Member of the Kerala Legislative Assembly
- Incumbent
- Assumed office 1957
- Constituency: Irikkur

Personal details
- Born: 1 July 1914
- Died: 26 June 1995 (aged 80)

= T. C. Narayanan Nambiar =

Indian politician

T. C. Narayanan Nambiar (1 July 1914 – 26 June 1995) was an Indian politician. He represented Irikkur Assembly constituency in the first and second Kerala Legislative Assembly.

==Life==
Nambiar joined the Congress in 1930 and had participated in farmers' struggles. He has served several prison terms. Later he became a member of the Communist Party.

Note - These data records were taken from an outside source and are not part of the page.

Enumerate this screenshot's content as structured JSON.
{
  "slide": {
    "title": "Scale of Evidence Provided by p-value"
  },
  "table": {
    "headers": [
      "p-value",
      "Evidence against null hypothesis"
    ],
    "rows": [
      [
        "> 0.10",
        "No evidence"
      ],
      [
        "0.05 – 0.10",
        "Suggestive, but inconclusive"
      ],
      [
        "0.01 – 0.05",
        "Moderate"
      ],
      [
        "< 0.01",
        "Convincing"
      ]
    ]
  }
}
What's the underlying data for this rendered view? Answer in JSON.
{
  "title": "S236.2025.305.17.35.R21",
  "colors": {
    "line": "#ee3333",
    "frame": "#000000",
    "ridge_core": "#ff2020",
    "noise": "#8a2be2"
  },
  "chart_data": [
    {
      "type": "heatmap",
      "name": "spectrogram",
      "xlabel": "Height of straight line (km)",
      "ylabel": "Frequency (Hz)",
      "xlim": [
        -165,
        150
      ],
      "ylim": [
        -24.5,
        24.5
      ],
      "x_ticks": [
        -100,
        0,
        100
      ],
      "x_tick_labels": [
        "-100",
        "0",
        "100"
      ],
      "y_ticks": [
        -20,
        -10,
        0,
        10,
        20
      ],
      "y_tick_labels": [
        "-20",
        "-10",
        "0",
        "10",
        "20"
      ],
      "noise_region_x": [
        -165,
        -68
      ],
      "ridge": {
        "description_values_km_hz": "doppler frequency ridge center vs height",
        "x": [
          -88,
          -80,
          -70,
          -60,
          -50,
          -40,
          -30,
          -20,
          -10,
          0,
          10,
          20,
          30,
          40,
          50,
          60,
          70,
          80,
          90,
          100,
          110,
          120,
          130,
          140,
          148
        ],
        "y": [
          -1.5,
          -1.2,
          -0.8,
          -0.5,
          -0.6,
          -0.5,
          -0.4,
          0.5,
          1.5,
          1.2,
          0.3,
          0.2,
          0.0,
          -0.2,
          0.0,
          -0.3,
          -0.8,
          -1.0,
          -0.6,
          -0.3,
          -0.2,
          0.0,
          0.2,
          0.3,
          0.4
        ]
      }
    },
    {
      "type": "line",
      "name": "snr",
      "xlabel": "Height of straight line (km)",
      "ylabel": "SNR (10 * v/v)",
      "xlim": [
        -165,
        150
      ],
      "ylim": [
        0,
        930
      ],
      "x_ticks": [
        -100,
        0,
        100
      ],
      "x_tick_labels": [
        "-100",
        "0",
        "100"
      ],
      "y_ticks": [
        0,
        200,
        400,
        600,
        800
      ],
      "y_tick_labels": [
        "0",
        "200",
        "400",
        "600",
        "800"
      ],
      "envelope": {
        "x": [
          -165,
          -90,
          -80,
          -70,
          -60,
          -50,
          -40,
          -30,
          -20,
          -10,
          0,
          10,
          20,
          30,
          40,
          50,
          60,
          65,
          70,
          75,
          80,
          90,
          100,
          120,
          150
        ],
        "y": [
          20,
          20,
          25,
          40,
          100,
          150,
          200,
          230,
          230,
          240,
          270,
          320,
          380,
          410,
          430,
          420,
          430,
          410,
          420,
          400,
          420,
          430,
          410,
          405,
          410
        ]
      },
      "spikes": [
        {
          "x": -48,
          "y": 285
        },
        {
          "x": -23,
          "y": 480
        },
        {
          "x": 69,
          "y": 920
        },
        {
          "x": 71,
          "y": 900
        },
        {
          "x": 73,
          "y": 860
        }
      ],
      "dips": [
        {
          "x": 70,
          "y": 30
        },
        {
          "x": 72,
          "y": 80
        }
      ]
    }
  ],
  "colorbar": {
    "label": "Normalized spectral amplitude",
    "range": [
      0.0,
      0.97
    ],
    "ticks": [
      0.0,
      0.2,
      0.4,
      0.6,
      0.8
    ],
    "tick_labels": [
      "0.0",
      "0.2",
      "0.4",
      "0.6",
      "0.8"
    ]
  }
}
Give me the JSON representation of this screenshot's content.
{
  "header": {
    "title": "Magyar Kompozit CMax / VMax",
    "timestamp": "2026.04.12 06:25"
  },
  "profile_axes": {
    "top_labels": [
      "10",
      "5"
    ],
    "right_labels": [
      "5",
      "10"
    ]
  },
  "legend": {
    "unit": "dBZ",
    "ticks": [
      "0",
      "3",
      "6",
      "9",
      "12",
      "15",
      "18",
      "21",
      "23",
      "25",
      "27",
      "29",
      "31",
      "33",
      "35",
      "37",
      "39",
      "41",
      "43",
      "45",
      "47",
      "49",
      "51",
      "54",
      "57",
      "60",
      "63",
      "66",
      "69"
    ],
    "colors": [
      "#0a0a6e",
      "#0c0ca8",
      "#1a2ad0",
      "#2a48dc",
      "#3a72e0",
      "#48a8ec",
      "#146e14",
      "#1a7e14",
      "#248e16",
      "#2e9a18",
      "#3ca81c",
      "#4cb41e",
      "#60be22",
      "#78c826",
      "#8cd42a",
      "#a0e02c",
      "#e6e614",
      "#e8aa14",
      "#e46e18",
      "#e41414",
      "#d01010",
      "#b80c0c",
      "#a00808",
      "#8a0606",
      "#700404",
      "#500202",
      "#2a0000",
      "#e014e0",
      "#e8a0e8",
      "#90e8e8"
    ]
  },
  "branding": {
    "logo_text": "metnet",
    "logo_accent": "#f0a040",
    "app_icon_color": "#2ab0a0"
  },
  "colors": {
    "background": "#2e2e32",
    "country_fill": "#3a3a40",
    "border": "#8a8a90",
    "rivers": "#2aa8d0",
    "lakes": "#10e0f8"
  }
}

Nambiar represented Communist Party of India and came to the Kerala Legislative Assembly in 1957. He was also a member of the Madras Legislative Assembly in 1952. He was a member of several committees. He served as the chairman of Estimates Committee from 1957 to 1960, chairman of Public Accounts Committee from 1960 to 1963. He was the Chief Whip of CPI in Madras Assembly and served as a member of Kerala University Senate. Narayanan Nambiar has worked as an editor for the publication Keraladayam. In 1957, he won from the Irikkur constituency in the first Kerala Assembly. He was also elected into the second Kerala Legislative assembly. Nambiar died on 26 June 1995 due to age related issues.